In September 2006, Bailey was arrested and charged with possession of cocaine and drug paraphernalia in the first degree, attempted burglary in the second degree, and criminal mischief in the third degree. He was sentenced to one year in prison and was released on parole on August 31, 2007. Two months later, Bailey and another man were arrested while attempting to steal a 27-inch Samsung television from a Wal-Mart in Bardstown, Kentucky. Bailey was admitted to the hospital shortly afterward due to injuries suffered during the arrest. After pictures of Bailey's mugshot showing him covered in blood were released to the public, a local activist group held a vigil and filed a complaint to the town of Bardstown. While Bailey was only charged with a misdemeanor, his arrest resulted in his parole being revoked and he spent two years in prison. Bailey was released in December 2009.

== Death ==
Bailey was found dead on August 30, 2010, having died in his sleep. Prior to his death, he had complained of headaches and numbness in his hands. The cause of death was later determined to be due to a brain aneurysm, caused by complications due to multiple concussions and traumas to the brain. His brain was expected to be donated for research at Boston University.
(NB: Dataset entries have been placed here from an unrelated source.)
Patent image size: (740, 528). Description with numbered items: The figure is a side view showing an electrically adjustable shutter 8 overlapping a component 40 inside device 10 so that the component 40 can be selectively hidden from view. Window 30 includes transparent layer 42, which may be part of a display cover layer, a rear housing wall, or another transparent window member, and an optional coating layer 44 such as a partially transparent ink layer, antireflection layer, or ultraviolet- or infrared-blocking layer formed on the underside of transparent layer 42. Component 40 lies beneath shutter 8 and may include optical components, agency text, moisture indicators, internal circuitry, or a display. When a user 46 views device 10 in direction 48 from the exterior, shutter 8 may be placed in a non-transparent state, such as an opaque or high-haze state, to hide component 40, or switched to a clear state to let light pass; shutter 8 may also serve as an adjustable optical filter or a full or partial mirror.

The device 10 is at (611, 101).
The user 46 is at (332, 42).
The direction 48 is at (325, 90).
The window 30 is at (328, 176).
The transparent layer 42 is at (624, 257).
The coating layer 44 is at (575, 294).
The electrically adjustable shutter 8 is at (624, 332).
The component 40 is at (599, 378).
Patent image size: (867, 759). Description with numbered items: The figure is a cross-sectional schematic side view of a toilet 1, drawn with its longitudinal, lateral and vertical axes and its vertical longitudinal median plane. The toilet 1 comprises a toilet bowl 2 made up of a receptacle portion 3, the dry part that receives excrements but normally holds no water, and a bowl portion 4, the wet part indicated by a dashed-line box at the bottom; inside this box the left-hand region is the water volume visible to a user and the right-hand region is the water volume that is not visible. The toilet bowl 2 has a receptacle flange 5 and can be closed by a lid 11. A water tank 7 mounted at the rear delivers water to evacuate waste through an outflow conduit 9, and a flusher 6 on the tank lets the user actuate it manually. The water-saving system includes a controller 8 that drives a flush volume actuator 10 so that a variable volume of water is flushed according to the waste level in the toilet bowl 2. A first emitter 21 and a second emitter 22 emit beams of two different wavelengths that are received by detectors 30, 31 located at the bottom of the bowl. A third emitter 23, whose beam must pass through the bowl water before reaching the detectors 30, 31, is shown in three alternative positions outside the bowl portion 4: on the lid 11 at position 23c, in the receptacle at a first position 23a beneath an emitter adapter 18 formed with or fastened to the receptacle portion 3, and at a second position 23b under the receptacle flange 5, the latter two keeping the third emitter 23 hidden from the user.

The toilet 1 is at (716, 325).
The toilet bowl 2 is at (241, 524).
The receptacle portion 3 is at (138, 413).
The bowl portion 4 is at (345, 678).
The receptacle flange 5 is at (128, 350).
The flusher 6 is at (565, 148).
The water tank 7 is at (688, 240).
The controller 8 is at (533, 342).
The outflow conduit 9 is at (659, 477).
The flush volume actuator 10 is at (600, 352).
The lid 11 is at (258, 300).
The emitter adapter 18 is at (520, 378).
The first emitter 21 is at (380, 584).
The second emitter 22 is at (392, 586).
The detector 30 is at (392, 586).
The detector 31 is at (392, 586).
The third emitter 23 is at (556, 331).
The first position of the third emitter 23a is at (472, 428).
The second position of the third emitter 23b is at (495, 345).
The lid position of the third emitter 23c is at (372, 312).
==Championships and accomplishments==
- Bad 2 the Bone Wrestling
  - BBW Hardcore Championship (2 times)
  - BBW Lightweight Championship (1 time)
  - BBW Tag Team Championship (2 times) – with Vic The Bruiser (1)
  - Rookie of the Year (2001)
- Coliseum Championship Wrestling
  - CCW Hardcore Championship (1 time)
  - CCW Lightweight Championship (1 time)
  - CCW Tag Team Championship (1 time)
  - CCW XXX Championship (1 time)
- Combat Zone Wrestling
  - CZW Ultraviolent Underground Championship (2 times)
  - CZW World Tag Team Championship (1 time) – with Team Ca$h (Chri$ Ca$h, Nate Webb, and SeXXXy Eddy)
- Independent Wrestling Association Mid-South
  - IWA Mid-South Light Heavyweight Championship (3 times)
  - IWA Mid-South King of the Deathmatch (2010)
- Insanity Pro Wrestling
  - IPW Junior Heavyweight Championship (1 time)
- Ohio Hatchet Wrestling
  - OHW Death In The Valley Deathmatch Champion (2010)
 Team Ca$h defended the CZW World Tag Team Championship under the Freebird Rule.